The only thing he did not know was which morning it would be. The signal to go operational would, he knew, come on the Radio Moscow English-language-service news at ten o’clock of the preceding evening. It would be in the form of a deliberate word-fluff by the broadcaster in the first news item. But since Vassiliev could not tell them, Petrofsky still had to inform Moscow that all was in readiness. This meant a last message by radio. After that, the Stephanides brothers would be expendable. In the dusk of a warm June evening he left Cherryhayes Close and drove sedately north toward Thetford and his motorcycle. At nine o’clock, having changed clothes and vehicles, he began to ride northwest into the British Midlands.
The boredom of an ordinary evening for the watchers in the second-floor-front bedroom of the Royston house was broken at just after ten when Len Stewart came on the air from the police station.
“John, one of my lads was eating in the kebab place just now. The phone rang twice, then the caller hung up. It rang again twice, and he hung up again. Then he did it a third time. The listeners confirm it.”
“Did the Greeks try to answer it?”
“They didn’t reach it in time the first occasion it rang.
After that, they didn’t try for it. Just went on serving. … Hold on. ... John, are you there?”
“Yes, of course.”
“My people outside report one of the brothers is leaving. Through the back. He’s going for his car.”
“Two cars and four men to follow,” ordered Preston. “Remaining two to stay with the restaurant. The runner may be leaving town.”
But he was not.

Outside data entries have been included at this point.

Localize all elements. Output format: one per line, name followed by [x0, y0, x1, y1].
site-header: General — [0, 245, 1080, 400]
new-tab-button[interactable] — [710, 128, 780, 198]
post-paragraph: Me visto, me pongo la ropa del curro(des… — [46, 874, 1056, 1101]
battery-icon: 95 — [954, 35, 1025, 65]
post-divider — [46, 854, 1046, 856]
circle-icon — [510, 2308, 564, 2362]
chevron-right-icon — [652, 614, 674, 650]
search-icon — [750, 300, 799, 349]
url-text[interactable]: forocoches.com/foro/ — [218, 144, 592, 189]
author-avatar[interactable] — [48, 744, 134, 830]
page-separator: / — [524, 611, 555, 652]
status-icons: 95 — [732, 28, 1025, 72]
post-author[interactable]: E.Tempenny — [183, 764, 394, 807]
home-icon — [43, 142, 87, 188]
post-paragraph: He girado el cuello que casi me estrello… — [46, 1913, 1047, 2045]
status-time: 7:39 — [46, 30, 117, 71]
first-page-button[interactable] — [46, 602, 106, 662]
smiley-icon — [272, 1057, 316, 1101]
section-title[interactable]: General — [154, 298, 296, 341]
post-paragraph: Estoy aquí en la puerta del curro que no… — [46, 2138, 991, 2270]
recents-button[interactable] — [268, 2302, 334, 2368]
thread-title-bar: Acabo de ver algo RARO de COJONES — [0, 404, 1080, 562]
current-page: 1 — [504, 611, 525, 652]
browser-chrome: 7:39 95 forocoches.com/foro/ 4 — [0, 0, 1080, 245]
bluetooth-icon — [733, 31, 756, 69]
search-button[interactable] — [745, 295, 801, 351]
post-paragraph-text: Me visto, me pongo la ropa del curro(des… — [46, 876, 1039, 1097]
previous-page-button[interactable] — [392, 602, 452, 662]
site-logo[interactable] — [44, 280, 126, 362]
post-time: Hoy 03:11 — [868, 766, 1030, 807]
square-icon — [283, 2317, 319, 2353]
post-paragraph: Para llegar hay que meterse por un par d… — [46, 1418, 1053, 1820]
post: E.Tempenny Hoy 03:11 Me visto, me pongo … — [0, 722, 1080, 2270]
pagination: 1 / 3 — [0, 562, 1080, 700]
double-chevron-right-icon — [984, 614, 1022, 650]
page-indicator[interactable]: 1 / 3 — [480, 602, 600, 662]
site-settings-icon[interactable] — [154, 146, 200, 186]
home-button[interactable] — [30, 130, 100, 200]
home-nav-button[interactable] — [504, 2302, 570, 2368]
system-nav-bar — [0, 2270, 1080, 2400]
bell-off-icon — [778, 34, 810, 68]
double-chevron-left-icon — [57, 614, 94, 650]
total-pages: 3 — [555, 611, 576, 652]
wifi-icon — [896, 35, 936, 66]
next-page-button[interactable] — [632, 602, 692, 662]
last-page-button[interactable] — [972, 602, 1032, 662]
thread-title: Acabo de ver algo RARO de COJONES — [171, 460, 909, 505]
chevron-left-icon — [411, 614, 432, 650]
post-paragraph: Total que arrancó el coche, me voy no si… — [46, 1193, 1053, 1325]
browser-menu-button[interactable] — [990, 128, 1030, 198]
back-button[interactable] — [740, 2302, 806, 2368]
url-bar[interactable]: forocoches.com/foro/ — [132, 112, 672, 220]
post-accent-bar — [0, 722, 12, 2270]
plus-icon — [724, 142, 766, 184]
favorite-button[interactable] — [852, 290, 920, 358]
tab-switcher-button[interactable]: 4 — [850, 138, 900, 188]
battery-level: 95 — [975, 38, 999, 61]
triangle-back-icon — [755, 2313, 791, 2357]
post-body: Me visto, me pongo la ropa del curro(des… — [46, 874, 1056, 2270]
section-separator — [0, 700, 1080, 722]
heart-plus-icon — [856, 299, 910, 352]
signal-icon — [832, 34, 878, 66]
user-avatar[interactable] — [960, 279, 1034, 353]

Andreas Stephanides drove back to Compton Street, parked the car, and let himself in. Lights went on behind the curtains. Nothing else happened. At eleven-twenty, earlier than usual, Spiridon closed the restaurant and walked home, arriving at a quarter to twelve.

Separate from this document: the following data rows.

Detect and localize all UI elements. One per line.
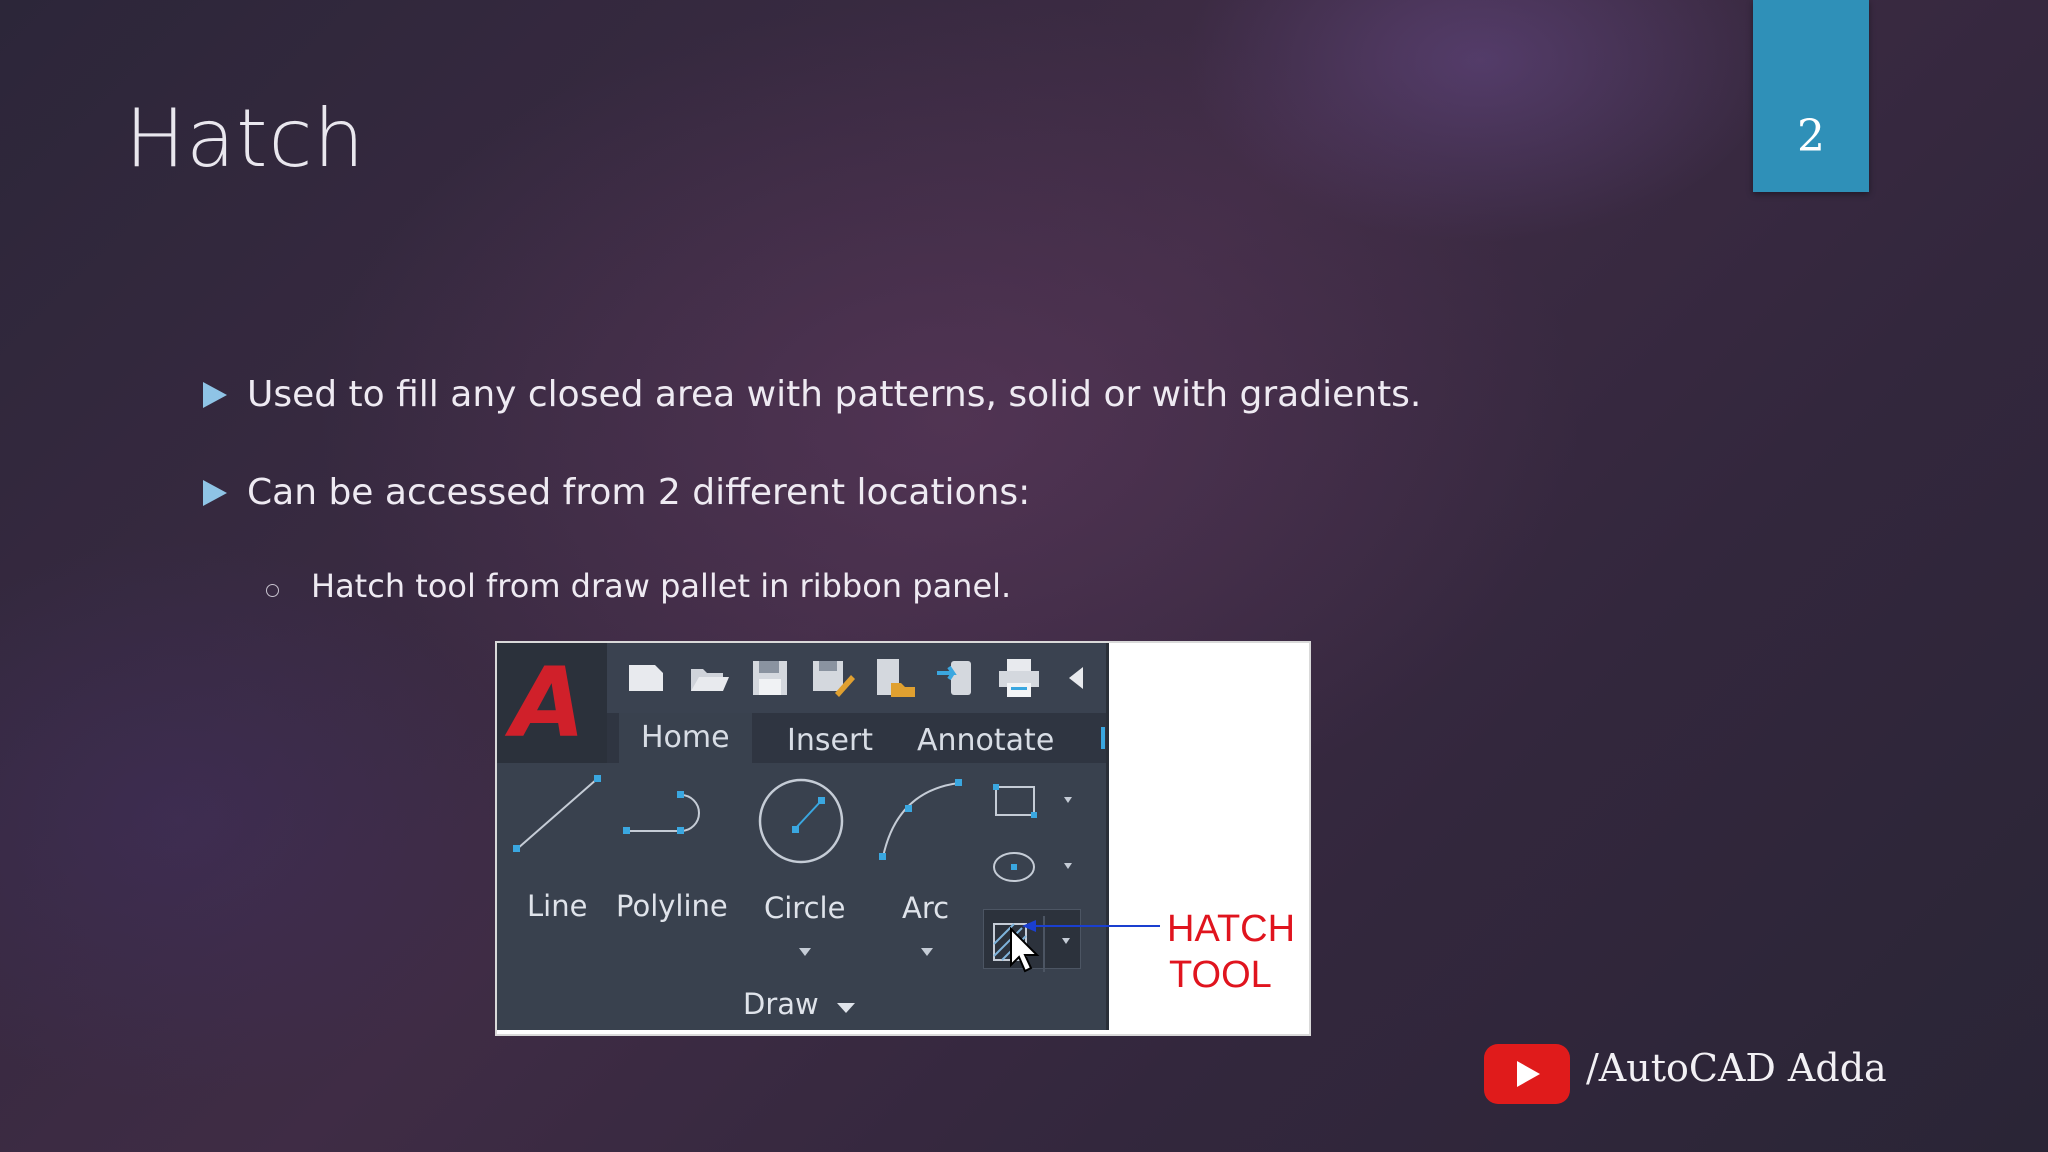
share-icon — [937, 661, 971, 695]
open-sheet-icon — [877, 659, 915, 697]
ellipse-icon[interactable] — [992, 847, 1082, 887]
bullet-item: Used to fill any closed area with patter… — [203, 374, 1421, 415]
tab-overflow-indicator — [1101, 727, 1105, 749]
mouse-cursor-icon — [1010, 927, 1040, 973]
arc-icon[interactable] — [877, 771, 977, 867]
tab-home[interactable]: Home — [619, 713, 752, 763]
slide-number: 2 — [1797, 111, 1825, 162]
line-label: Line — [527, 889, 588, 923]
autocad-logo-icon: A — [511, 647, 586, 759]
annotation-arrow-icon — [1022, 920, 1160, 932]
bullet-text: Used to fill any closed area with patter… — [247, 374, 1422, 415]
draw-panel-title-text: Draw — [743, 987, 819, 1021]
back-arrow-icon — [1069, 667, 1083, 689]
polyline-icon[interactable] — [619, 783, 719, 853]
ribbon: A Home Insert Annotate Line Polyline Cir… — [497, 643, 1109, 1030]
print-icon — [999, 659, 1039, 697]
open-folder-icon — [691, 669, 729, 691]
circle-label: Circle — [764, 891, 846, 925]
circle-dropdown-icon[interactable] — [798, 947, 812, 957]
draw-panel-title[interactable]: Draw — [743, 987, 856, 1021]
new-file-icon — [629, 665, 663, 691]
triangle-bullet-icon — [203, 381, 227, 408]
youtube-logo-icon — [1484, 1044, 1570, 1104]
tab-insert[interactable]: Insert — [787, 723, 873, 758]
triangle-bullet-icon — [203, 479, 227, 506]
circle-bullet-icon — [266, 583, 279, 597]
circle-icon[interactable] — [755, 775, 851, 871]
ribbon-screenshot: A Home Insert Annotate Line Polyline Cir… — [495, 641, 1311, 1036]
bullet-text: Can be accessed from 2 different locatio… — [247, 472, 1031, 513]
channel-watermark: /AutoCAD Adda — [1586, 1046, 1887, 1090]
app-logo: A — [497, 643, 607, 763]
slide-title: Hatch — [125, 92, 366, 185]
chevron-down-icon — [836, 1003, 855, 1013]
hatch-tool-annotation: HATCH TOOL — [1167, 906, 1295, 998]
arc-label: Arc — [902, 891, 950, 925]
save-as-icon — [813, 661, 855, 697]
polyline-label: Polyline — [616, 889, 728, 923]
tab-annotate[interactable]: Annotate — [917, 723, 1054, 758]
sub-bullet-text: Hatch tool from draw pallet in ribbon pa… — [311, 567, 1012, 605]
sub-bullet-item: Hatch tool from draw pallet in ribbon pa… — [266, 567, 1011, 605]
arc-dropdown-icon[interactable] — [920, 947, 934, 957]
annotation-line-2: TOOL — [1169, 954, 1272, 996]
bullet-item: Can be accessed from 2 different locatio… — [203, 472, 1030, 513]
slide-number-badge: 2 — [1753, 0, 1869, 192]
save-icon — [753, 661, 787, 695]
annotation-line-1: HATCH — [1167, 908, 1296, 950]
rectangle-icon[interactable] — [992, 781, 1082, 821]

Preston’s tiger came just before the hour of midnight. The street was very quiet.
Almost all the lights were out. Preston had scattered his four cars and their crews far and wide, and nobody saw him come. The first they knew, there was a mutter from one of Stewart’s men.
“There’s a man at the top end of Compton Street, junction of Cross Street.”
“Doing?” asked Preston.
“Nothing. Standing motionless in the shadows.”
“Wait.”
It was pitch-dark in the Roystons’ upstairs bedroom. The curtains were back, the men standing away from the window. Mungo crouched behind the camera, which was wearing its infrared lens. Preston held his small radio close to one ear. Stewart’s team of six and Burkinshaw’s two drivers with their cars were out there somewhere, all linked by radio.
A door opened down the street as someone put a cat out. It closed again.
“He’s moving,” the radio muttered. “Down toward you. Slowly.”
“Got him,” hissed Ginger, who was at one of the side windows. “Medium height and build. Dark, long raincoat.”
“Mungo, can you get him under that streetlight, just before the Greeks’ house?” asked Burkinshaw.
Mungo turned the lens a fraction. “I’m focused on the pool of light,” he said.
“He’s got ten yards to go,” said Ginger.
Without a sound the figure in the raincoat entered the glow cast by the streetlamp.
Mungo’s camera threw off five fast exposures. The man passed out of the light and arrived at the gate to the Stephanides house. He went up the short path and tapped, instead of ringing, at the door. It opened at once. There was no light in the hall. The dark raincoat passed inside. The door closed.
In the Roystons’ bedroom the tension broke.
“Mungo, get that film out of there and over to the police lab. I want it developed and passed straight to Scotland Yard. Immediate transmission to Charles and Sentinel. I’ll tell them to be ready to try to get a make.”
Something was bothering Preston. Something about the way the man had walked. It was a warm night—why a raincoat? To keep dry? The sun had shone all day. To cover something? Pale clothing, distinctive clothing?
“Mungo, what was he wearing? You saw him in close-up.”
Mungo was halfway out the door. “A raincoat,” he said. “Dark. Long.”
“Under that.”
Ginger whistled. “Boots. I remember them now. Ten inches of jackboot.”
“Shit, he’s on a motorcycle,” said Preston. He spoke into the radio. “Everyone out on the streets. On foot only. No car engines. Every street in the district except Compton.
We’re looking for a motorcycle with a warm engine block.”
The problem is, he thought, I don’t know how long he’s going to be in there. Five minutes? Ten? Sixty? He radioed Len Stewart.
“Len, John here. If we get that motorcycle, I want a bleeper in it somewhere.
Meanwhile, call up Superintendent King. He’ll have to mount the operation. When Chummy leaves, we’ll be after him. Harry’s team and me. I want you and your boys to stay on the Greeks. When we are all one hour clear, the police can take the house and the Greeks.”
Len Stewart, inside the police station, assented and started to phone Superintendent King at home.